Read this article for more information about these competing perspectives. This section contains four subsections: "Wages and Spending," "Excessive Saving and Interest Rates," "Active Fiscal Policy," and "Multiplier Effect". Focus your attention on the portions within the four subsections that emphasize the short-run. You may observe that the differences among the various subsections tend to deal with the underlying nature of change.

Keynes and classical economics

Active fiscal policy

Of particular importance in Keynes' early years was the role of fiscal policy. Keynes' theory suggested that active government policy could be effective in managing the economy.
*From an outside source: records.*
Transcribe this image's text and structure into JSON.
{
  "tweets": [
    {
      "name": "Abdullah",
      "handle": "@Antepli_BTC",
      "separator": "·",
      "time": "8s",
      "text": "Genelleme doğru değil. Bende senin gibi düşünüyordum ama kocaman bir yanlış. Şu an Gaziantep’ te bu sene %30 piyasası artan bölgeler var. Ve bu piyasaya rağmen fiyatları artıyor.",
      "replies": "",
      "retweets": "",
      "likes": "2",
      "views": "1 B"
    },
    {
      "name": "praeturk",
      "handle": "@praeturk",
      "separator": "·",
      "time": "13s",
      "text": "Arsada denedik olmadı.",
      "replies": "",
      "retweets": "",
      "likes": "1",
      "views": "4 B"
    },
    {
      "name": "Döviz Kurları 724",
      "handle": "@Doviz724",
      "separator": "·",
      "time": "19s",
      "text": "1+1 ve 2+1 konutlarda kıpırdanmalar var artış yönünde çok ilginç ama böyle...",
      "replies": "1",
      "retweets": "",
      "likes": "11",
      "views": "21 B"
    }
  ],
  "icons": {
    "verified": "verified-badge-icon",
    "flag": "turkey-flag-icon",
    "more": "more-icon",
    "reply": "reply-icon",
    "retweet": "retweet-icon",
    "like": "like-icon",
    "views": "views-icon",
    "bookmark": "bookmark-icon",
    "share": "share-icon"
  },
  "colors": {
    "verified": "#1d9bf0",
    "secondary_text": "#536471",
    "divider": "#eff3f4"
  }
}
Rather than seeing unbalanced government budgets as wrong, Keynes advocated, what has been called, countercyclical fiscal policies. That is, policies which acted against the tide of the business cycle – deficit spending when a nation's economy suffers from recession, or when recovery is long-delayed and unemployment is persistently high, and the suppression of inflation in boom times by either increasing taxes or cutting back on government outlays.

Keynes argued that governments should solve problems in the short run rather than waiting for market forces to do it in the long run, because "...in the long run, we are all dead...".

Michael Polanyi concluded that the policy conclusions of the General Theory simply amounted to claiming that monetary expansion, by lowering interest rates, would be sufficient to increase output and employment. However, many of the early Keynesians (including Keynes himself), objected to the assertion that monetary policy was, in itself, sufficient to guarantee full employment. During the 1930s, interest rates had fallen considerably, yet it did not seem as if private investment was instigated into action. This was understandable: with so much excess capacity, the incentives to build even more capacity would be very little, even if financing was very cheap.

As a result, many Keynesians recommended that fiscal policy, increasing government spending or lowering taxes, would have to come in and fill the gap. Alvin H. Hansen took this idea and developed his famous "stagnation thesis". Loosely speaking, Hansen argued that the 1930s represented the "closing of the American frontier" and that, henceforth, there would be far fewer investment opportunities available than before. With the amount of profitable investment projects reduced permanently, Hansen concluded, the economy could no longer rely on private investment to increase employment, output and growth. The government, Hansen noted, did not require "profitability" to initiate building projects. Consequently, government fiscal policy will (and ought to) be henceforth responsible for a permanently larger portion of economic activity.